To see them, we start at dawn, sipping large cups of hot coffee on the royal road to Svilengrad. We meet the sunrise and very soon we find ourselves amid the fertile plains of the Haskovo region. Warmth, green meadows and storks circling in the sky are our only companions. After a few hours the road will be filled with trucks, buses and late tourists, but in the early morning all is peaceful.
Svilengrad surprises us with a nice main street, pleasant-looking family hotels – and no direction signs. To find our hotel and the way to Mezek we have to ask around repeatedly and get to know the town quickly. We memorise our main starting points: the Ali Baba nightclub near our hotel, and the old bridge over lazy Maritsa. We cross the bridge on our way to Mezek. Outside the town, as if on purpose, there are signs every five metres, it seems. The village greets us with a crossroads and two alternatives – to the fortress or the tomb. With almost no hesitation we decide to see the fortress first.
We follow the signs on a well-paved road, which winds above the village and enters the northeastern slopes of the Rhodope mountain. We are surrounded by leafing beech trees and thick carpets of blooming thyme. Turn after turn and still no fortress on the horizon. Our jokes that we’re already in Greece start to look less like jokes and more like fact, so we decide to go back.
This time we are more careful; after one of the many turns we see a wide unkempt road on the left and ruins in the distance. The fortress is even more imposing than we imagined: it is square, spanning almost a hectare, with huge cylindrical defence turrets along the length of the walls.
Until 1900, the fortress was even better preserved, with embrasures and platforms which the Turkish authorities destroyed to make a barracks in Svilengrad. In the inner yard, we come across a builders’ team, making alleys from fine white sand and wooden stairs, still smelling of fresh paint.
We go around the wall and almost immediately encounter some of the permanent residents, hissing and wriggling – thank God harmless – grass-snakes. We also see fascinating butterflies, the Night Peacock Eye, the size of a hand and amenable enough to be photographed. In the middle of the yard there are a few huge almond trees whose shade we use to hide from the scorching sun.
To see the tomb we go back to the village, from where, according to a rusty sign, there is a kilometre to our destination. It turns out there IS a tomb – huge antiquated boards and yellowing monochrome pictures tell about one of the biggest archaeological discoveries in the area – a domed Thracian tomb built in the fourth century BC.
We get to an iron gate protecting the entrance to the tomb and encounter a padlock. A bit disappointed, we decide to ask around in the village. And there we get the biggest surprise.
"The mayor has the key to the padlock, but since she’s not here now, I’ll give it to you. The fee is 50 stotinki per person," says the shopkeeper of the only store in Mezek.
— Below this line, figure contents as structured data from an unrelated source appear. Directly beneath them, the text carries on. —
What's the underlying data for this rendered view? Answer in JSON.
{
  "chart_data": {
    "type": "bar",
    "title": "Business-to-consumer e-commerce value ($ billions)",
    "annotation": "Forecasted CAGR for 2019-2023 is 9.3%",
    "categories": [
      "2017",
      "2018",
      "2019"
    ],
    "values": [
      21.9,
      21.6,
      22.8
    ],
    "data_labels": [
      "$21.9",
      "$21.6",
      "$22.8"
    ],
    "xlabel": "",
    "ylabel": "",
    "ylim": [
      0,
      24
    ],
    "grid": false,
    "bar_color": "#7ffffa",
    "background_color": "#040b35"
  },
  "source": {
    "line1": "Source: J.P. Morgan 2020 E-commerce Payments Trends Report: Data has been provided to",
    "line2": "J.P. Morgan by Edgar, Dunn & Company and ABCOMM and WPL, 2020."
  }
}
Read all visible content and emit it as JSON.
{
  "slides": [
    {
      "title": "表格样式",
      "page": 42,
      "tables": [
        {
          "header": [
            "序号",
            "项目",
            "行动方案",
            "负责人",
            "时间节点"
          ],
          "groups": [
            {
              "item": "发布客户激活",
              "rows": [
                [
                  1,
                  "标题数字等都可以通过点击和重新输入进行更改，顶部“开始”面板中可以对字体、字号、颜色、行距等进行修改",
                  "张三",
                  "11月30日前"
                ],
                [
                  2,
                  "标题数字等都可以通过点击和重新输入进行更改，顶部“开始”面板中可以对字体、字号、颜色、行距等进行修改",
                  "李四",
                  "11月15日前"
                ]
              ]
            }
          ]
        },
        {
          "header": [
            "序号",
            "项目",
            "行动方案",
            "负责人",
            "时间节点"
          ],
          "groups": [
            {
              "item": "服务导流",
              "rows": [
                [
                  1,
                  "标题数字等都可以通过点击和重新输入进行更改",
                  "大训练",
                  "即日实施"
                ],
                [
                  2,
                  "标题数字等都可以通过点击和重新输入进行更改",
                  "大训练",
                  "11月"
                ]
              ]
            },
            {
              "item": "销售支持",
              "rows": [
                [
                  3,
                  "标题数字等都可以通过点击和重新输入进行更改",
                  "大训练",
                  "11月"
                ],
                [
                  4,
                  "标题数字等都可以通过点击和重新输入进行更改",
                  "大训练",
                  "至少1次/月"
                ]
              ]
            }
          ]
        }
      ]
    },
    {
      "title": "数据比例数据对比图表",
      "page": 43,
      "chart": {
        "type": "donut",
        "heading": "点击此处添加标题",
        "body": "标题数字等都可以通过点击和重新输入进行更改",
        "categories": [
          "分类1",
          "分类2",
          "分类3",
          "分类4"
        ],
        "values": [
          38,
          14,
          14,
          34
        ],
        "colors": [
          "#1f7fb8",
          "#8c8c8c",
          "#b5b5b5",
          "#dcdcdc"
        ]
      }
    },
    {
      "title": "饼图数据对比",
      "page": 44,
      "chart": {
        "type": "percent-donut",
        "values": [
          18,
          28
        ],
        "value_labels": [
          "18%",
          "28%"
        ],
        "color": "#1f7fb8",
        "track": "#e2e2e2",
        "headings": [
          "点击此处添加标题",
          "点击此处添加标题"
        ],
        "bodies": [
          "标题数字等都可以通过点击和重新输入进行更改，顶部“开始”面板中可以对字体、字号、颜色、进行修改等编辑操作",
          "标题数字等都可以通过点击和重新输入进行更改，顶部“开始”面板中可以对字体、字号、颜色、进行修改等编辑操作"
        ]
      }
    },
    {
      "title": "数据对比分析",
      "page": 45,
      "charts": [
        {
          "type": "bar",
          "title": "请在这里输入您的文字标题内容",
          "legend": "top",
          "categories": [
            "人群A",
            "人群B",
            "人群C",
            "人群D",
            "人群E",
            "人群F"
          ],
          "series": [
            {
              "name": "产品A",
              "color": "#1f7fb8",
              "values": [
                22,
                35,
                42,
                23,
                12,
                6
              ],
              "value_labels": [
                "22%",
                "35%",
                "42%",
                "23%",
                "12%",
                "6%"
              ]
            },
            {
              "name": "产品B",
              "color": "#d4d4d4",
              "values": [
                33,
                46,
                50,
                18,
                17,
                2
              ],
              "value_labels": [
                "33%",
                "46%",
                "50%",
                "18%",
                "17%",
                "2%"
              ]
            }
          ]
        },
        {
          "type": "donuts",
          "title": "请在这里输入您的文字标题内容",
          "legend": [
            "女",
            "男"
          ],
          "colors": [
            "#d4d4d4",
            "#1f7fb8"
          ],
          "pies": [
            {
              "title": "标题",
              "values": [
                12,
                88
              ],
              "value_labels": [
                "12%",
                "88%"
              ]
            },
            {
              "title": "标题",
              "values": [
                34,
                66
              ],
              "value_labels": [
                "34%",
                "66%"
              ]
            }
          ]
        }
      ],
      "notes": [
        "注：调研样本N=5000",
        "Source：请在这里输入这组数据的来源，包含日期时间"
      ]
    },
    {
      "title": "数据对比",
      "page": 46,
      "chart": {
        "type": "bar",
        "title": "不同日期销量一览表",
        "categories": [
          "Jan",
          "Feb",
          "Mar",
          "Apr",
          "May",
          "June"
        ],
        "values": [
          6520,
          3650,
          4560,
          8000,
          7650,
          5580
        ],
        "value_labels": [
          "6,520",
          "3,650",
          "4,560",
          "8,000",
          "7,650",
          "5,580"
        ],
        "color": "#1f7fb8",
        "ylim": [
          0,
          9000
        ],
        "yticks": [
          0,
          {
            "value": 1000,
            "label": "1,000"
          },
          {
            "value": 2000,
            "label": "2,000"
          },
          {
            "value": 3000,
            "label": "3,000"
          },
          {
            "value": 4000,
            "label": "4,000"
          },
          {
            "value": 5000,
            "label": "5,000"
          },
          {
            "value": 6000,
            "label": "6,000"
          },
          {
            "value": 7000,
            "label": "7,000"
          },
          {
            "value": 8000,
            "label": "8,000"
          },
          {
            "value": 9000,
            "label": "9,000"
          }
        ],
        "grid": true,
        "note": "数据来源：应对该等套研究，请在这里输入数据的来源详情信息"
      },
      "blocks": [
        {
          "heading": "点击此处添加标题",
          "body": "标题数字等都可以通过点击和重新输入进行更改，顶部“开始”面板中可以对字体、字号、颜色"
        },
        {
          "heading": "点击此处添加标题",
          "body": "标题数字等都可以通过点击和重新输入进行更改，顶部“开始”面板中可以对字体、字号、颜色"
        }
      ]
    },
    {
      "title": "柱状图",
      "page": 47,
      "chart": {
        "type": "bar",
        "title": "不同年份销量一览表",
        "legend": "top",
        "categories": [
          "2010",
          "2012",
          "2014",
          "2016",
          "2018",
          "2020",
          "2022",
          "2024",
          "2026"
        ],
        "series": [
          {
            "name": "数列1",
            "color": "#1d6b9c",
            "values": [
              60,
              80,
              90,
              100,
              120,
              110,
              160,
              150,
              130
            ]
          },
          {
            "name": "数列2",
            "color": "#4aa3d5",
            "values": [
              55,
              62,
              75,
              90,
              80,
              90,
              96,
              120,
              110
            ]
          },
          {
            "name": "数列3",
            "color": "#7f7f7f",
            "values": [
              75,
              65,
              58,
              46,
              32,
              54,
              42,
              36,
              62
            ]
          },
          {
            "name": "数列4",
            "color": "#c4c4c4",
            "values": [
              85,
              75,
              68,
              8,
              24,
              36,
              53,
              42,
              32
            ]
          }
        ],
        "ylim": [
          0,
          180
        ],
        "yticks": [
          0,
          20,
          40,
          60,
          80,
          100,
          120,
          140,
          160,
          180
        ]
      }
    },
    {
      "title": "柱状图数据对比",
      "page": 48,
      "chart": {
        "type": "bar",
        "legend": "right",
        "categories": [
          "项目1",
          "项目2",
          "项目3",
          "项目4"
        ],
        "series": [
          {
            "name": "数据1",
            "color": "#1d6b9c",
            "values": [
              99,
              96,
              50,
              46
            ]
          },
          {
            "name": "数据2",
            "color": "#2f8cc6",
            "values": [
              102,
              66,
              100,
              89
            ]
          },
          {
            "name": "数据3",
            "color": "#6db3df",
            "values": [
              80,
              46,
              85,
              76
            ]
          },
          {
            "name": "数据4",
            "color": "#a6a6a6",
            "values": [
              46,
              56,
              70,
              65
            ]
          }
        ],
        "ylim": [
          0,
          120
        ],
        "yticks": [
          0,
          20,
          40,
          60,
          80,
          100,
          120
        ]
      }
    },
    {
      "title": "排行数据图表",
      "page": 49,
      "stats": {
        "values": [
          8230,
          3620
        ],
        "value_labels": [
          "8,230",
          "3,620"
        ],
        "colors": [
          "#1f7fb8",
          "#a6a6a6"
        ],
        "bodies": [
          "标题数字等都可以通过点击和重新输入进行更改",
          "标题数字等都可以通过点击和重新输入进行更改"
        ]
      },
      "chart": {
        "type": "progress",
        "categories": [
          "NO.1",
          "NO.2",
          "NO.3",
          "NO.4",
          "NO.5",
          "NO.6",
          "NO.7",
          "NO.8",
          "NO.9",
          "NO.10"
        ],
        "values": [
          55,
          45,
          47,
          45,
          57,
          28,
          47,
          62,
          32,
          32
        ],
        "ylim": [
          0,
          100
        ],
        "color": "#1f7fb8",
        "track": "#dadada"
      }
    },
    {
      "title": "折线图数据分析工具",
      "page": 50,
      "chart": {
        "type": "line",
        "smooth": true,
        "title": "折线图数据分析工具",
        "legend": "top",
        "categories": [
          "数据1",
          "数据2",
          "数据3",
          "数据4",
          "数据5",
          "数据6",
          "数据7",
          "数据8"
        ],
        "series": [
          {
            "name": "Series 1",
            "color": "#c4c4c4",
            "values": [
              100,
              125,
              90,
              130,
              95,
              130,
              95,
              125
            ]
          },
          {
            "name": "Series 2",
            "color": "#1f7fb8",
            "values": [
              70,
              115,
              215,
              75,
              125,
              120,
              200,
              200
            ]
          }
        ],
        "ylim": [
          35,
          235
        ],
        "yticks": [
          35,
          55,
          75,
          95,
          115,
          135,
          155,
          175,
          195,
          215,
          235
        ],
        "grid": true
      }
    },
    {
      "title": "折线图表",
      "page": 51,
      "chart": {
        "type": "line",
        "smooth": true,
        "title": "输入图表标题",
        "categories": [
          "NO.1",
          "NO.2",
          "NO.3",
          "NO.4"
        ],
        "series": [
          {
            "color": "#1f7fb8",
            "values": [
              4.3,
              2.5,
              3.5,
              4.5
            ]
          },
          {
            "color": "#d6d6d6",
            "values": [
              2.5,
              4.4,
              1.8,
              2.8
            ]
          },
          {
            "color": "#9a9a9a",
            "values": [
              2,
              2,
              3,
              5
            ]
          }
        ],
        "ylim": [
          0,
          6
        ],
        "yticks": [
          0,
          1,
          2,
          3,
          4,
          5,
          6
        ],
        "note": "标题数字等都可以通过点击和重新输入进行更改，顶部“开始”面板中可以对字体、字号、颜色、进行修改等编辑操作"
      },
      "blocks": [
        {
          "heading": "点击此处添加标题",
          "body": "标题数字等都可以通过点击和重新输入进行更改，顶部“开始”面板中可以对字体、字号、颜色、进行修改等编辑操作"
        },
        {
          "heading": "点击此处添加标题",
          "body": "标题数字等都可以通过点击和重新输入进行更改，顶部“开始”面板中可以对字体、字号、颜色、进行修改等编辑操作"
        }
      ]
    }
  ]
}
Amazed, clutching our tickets, we go back and unlock the gates. The feeling is fascinating. We find ourselves in a narrow corridor, built from huge stone slabs, under a triangular dome. It leads us into two consecutive antechambers and a main chamber containing a stone bed and urns. Everything is perfectly preserved and untouched. We carefully lock the iron gates and tell the next tourists where they should pay their entrance fee.
"Yes, yes, there's a shop in the centre of the village, the lady there will give you tickets."
They shake their heads and look at us in disbelief.